Use case Recommended mode Threshold Fail behaviour
User-facing chatbot with image upload Real-time 70 Fail-closed: block image, return error
Avatar SaaS: selfie upload before face-swap Real-time 65 Fail-closed: reject upload, prompt retry
Voice agent with image attachments Real-time 70 Fail-closed: skip image, process text-only
Nightly document archive audit Batch 70 Log and quarantine flagged images
Fine-tuning dataset preparation Batch 60 Strict: exclude any image above 60
HIPAA / SOX compliance audit trail Batch (+ real-time) 70 Both: gate production + generate audit evidence
Internal Slack bot (trusted users) Real-time 75 Fail-open acceptable for trusted-user channels

Related questions

What is the typical latency of Glyphward real-time scanning?

Typical end-to-end latency (application → Glyphward → application) is under 150ms for JPEG or PNG images under 1MB, and under 200ms for images up to 4MB, measured from a European or US-East network location. For applications with a 200ms SLA, set the timeout parameter in your HTTP client to 180ms and handle the timeout as a fail-closed event (block the image). For applications with tighter latency budgets, use edge caching for repeated identical images (same Content-MD5 hash → cache hit on the scan result).

Can batch scanning satisfy HIPAA or SOX audit trail requirements?
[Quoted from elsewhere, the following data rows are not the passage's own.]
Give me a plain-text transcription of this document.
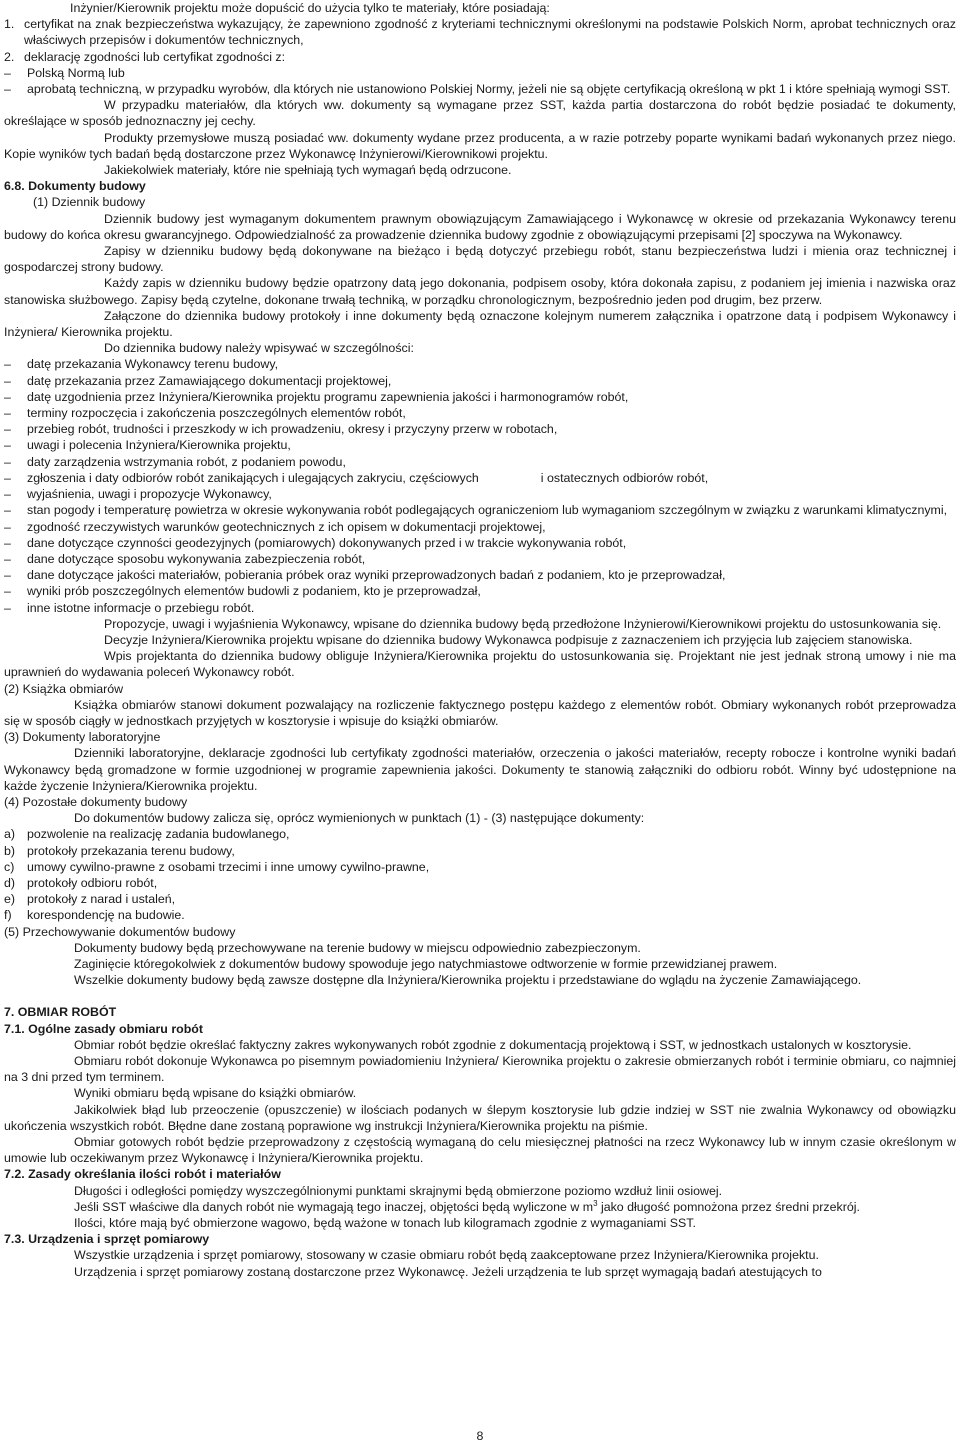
Inżynier/Kierownik projektu może dopuścić do użycia tylko te materiały, które posiadają:

1. certyfikat na znak bezpieczeństwa wykazujący, że zapewniono zgodność z kryteriami technicznymi określonymi na podstawie Polskich Norm, aprobat technicznych oraz właściwych przepisów i dokumentów technicznych,
2. deklarację zgodności lub certyfikat zgodności z:
–	Polską Normą lub
–	aprobatą techniczną, w przypadku wyrobów, dla których nie ustanowiono Polskiej Normy, jeżeli nie są objęte certyfikacją określoną w pkt 1 i które spełniają wymogi SST.

W przypadku materiałów, dla których ww. dokumenty są wymagane przez SST, każda partia dostarczona do robót będzie posiadać te dokumenty, określające w sposób jednoznaczny jej cechy.

Produkty przemysłowe muszą posiadać ww. dokumenty wydane przez producenta, a w razie potrzeby poparte wynikami badań wykonanych przez niego. Kopie wyników tych badań będą dostarczone przez Wykonawcę Inżynierowi/Kierownikowi projektu.

Jakiekolwiek materiały, które nie spełniają tych wymagań będą odrzucone.

6.8. Dokumenty budowy

(1) Dziennik budowy

Dziennik budowy jest wymaganym dokumentem prawnym obowiązującym Zamawiającego i Wykonawcę w okresie od przekazania Wykonawcy terenu budowy do końca okresu gwarancyjnego. Odpowiedzialność za prowadzenie dziennika budowy zgodnie z obowiązującymi przepisami [2] spoczywa na Wykonawcy.

Zapisy w dzienniku budowy będą dokonywane na bieżąco i będą dotyczyć przebiegu robót, stanu bezpieczeństwa ludzi i mienia oraz technicznej i gospodarczej strony budowy.

Każdy zapis w dzienniku budowy będzie opatrzony datą jego dokonania, podpisem osoby, która dokonała zapisu, z podaniem jej imienia i nazwiska oraz stanowiska służbowego. Zapisy będą czytelne, dokonane trwałą techniką, w porządku chronologicznym, bezpośrednio jeden pod drugim, bez przerw.

Załączone do dziennika budowy protokoły i inne dokumenty będą oznaczone kolejnym numerem załącznika i opatrzone datą i podpisem Wykonawcy i Inżyniera/ Kierownika projektu.

Do dziennika budowy należy wpisywać w szczególności:

–	datę przekazania Wykonawcy terenu budowy,
–	datę przekazania przez Zamawiającego dokumentacji projektowej,
–	datę uzgodnienia przez Inżyniera/Kierownika projektu programu zapewnienia jakości i harmonogramów robót,
–	terminy rozpoczęcia i zakończenia poszczególnych elementów robót,
–	przebieg robót, trudności i przeszkody w ich prowadzeniu, okresy i przyczyny przerw w robotach,
–	uwagi i polecenia Inżyniera/Kierownika projektu,
–	daty zarządzenia wstrzymania robót, z podaniem powodu,
–	zgłoszenia i daty odbiorów robót zanikających i ulegających zakryciu, częściowych	i ostatecznych odbiorów robót,
–	wyjaśnienia, uwagi i propozycje Wykonawcy,
–	stan pogody i temperaturę powietrza w okresie wykonywania robót podlegających ograniczeniom lub wymaganiom szczególnym w związku z warunkami klimatycznymi,
–	zgodność rzeczywistych warunków geotechnicznych z ich opisem w dokumentacji projektowej,
–	dane dotyczące czynności geodezyjnych (pomiarowych) dokonywanych przed i w trakcie wykonywania robót,
–	dane dotyczące sposobu wykonywania zabezpieczenia robót,
–	dane dotyczące jakości materiałów, pobierania próbek oraz wyniki przeprowadzonych badań z podaniem, kto je przeprowadzał,
–	wyniki prób poszczególnych elementów budowli z podaniem, kto je przeprowadzał,
–	inne istotne informacje o przebiegu robót.

Propozycje, uwagi i wyjaśnienia Wykonawcy, wpisane do dziennika budowy będą przedłożone Inżynierowi/Kierownikowi projektu do ustosunkowania się.

Decyzje Inżyniera/Kierownika projektu wpisane do dziennika budowy Wykonawca podpisuje z zaznaczeniem ich przyjęcia lub zajęciem stanowiska.

Wpis projektanta do dziennika budowy obliguje Inżyniera/Kierownika projektu do ustosunkowania się. Projektant nie jest jednak stroną umowy i nie ma uprawnień do wydawania poleceń Wykonawcy robót.

(2) Książka obmiarów

Książka obmiarów stanowi dokument pozwalający na rozliczenie faktycznego postępu każdego z elementów robót. Obmiary wykonanych robót przeprowadza się w sposób ciągły w jednostkach przyjętych w kosztorysie i wpisuje do książki obmiarów.

(3) Dokumenty laboratoryjne

Dzienniki laboratoryjne, deklaracje zgodności lub certyfikaty zgodności materiałów, orzeczenia o jakości materiałów, recepty robocze i kontrolne wyniki badań Wykonawcy będą gromadzone w formie uzgodnionej w programie zapewnienia jakości. Dokumenty te stanowią załączniki do odbioru robót. Winny być udostępnione na każde życzenie Inżyniera/Kierownika projektu.

(4) Pozostałe dokumenty budowy

Do dokumentów budowy zalicza się, oprócz wymienionych w punktach (1) - (3) następujące dokumenty:

a) pozwolenie na realizację zadania budowlanego,
b) protokoły przekazania terenu budowy,
c)	umowy cywilno-prawne z osobami trzecimi i inne umowy cywilno-prawne,
d) protokoły odbioru robót,
e) protokoły z narad i ustaleń,
f)	korespondencję na budowie.

(5) Przechowywanie dokumentów budowy

Dokumenty budowy będą przechowywane na terenie budowy w miejscu odpowiednio zabezpieczonym.

Zaginięcie któregokolwiek z dokumentów budowy spowoduje jego natychmiastowe odtworzenie w formie przewidzianej prawem.

Wszelkie dokumenty budowy będą zawsze dostępne dla Inżyniera/Kierownika projektu i przedstawiane do wglądu na życzenie Zamawiającego.

7. OBMIAR ROBÓT

7.1. Ogólne zasady obmiaru robót

Obmiar robót będzie określać faktyczny zakres wykonywanych robót zgodnie z dokumentacją projektową i SST, w jednostkach ustalonych w kosztorysie.

Obmiaru robót dokonuje Wykonawca po pisemnym powiadomieniu Inżyniera/ Kierownika projektu o zakresie obmierzanych robót i terminie obmiaru, co najmniej na 3 dni przed tym terminem.

Wyniki obmiaru będą wpisane do książki obmiarów.

Jakikolwiek błąd lub przeoczenie (opuszczenie) w ilościach podanych w ślepym kosztorysie lub gdzie indziej w SST nie zwalnia Wykonawcy od obowiązku ukończenia wszystkich robót. Błędne dane zostaną poprawione wg instrukcji Inżyniera/Kierownika projektu na piśmie.

Obmiar gotowych robót będzie przeprowadzony z częstością wymaganą do celu miesięcznej płatności na rzecz Wykonawcy lub w innym czasie określonym w umowie lub oczekiwanym przez Wykonawcę i Inżyniera/Kierownika projektu.

7.2. Zasady określania ilości robót i materiałów

Długości i odległości pomiędzy wyszczególnionymi punktami skrajnymi będą obmierzone poziomo wzdłuż linii osiowej.

Jeśli SST właściwe dla danych robót nie wymagają tego inaczej, objętości będą wyliczone w $m^3$ jako długość pomnożona przez średni przekrój.

Ilości, które mają być obmierzone wagowo, będą ważone w tonach lub kilogramach zgodnie z wymaganiami SST.

7.3. Urządzenia i sprzęt pomiarowy

Wszystkie urządzenia i sprzęt pomiarowy, stosowany w czasie obmiaru robót będą zaakceptowane przez Inżyniera/Kierownika projektu.

Urządzenia i sprzęt pomiarowy zostaną dostarczone przez Wykonawcę. Jeżeli urządzenia te lub sprzęt wymagają badań atestujących to

8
Yes — batch scans produce a scan_id for every image processed, regardless of whether the image was flagged. A nightly batch run over all images processed in the prior 24 hours generates a per-image evidence log: image hash, scan timestamp, score, and scan_id. This log can be used as ITGC (IT General Controls) evidence for SOX Section 404 audits (demonstrating that an AI input validation control ran on all financial images processed by the system) or as a PHI access audit supplement for HIPAA. See SOX compliance and AI security and HIPAA-compliant AI security for control-mapping details.
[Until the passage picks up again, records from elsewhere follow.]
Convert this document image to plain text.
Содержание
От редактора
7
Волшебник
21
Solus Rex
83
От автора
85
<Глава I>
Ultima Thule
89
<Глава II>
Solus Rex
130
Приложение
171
How does fail-closed differ between real-time and batch modes?

In real-time mode, fail-closed means: if the scanner is unreachable within the timeout window, treat the image as blocked and return an error to the caller. The LLM call does not happen. In batch mode, fail-closed means: if a scan attempt fails (network error, rate limit), mark that image as "unscanned" in the audit log, do not include it in any downstream pipeline that requires clean status, and retry on the next batch run. Batch mode does not have a user waiting, so there is no real-time block decision — the fail behaviour is instead quarantine + retry rather than immediate rejection.

What happens if real-time scan latency exceeds my SLA?
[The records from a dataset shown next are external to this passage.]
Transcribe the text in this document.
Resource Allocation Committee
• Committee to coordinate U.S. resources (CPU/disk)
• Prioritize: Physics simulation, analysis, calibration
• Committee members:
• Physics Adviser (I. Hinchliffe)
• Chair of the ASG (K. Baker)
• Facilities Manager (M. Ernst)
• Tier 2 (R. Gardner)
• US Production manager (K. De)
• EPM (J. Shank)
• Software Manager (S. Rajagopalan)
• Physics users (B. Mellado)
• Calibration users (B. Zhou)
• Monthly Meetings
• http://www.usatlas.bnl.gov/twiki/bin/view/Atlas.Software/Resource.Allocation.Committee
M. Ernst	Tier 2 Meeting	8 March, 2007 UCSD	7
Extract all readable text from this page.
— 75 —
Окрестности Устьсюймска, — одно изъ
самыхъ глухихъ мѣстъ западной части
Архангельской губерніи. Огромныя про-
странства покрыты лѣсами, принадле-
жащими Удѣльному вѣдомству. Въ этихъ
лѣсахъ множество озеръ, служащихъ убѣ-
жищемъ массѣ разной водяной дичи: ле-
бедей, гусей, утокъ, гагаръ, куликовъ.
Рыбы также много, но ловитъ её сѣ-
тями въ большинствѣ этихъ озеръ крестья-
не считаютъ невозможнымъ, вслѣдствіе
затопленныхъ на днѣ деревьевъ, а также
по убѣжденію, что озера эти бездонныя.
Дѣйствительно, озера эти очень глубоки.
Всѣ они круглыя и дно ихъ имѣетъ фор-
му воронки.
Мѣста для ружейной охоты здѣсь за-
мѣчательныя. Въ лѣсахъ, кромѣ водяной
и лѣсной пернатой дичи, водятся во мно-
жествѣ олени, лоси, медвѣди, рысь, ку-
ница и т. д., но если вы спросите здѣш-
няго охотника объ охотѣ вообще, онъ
If the Glyphward real-time scan adds more latency than your SLA allows, consider: (a) reducing image resolution before scanning (resize to 512×512 before the scan call — this does not affect detection quality for most adversarial typographic payloads, which survive downscaling); (b) running the scan in parallel with other pre-processing steps using asyncio.gather() or a thread pool; (c) accepting a fail-open policy for images that timeout but supplementing with a nightly batch sweep to retrospectively flag any adversarial images processed during timeout events. See the pricing page for rate limits by plan tier.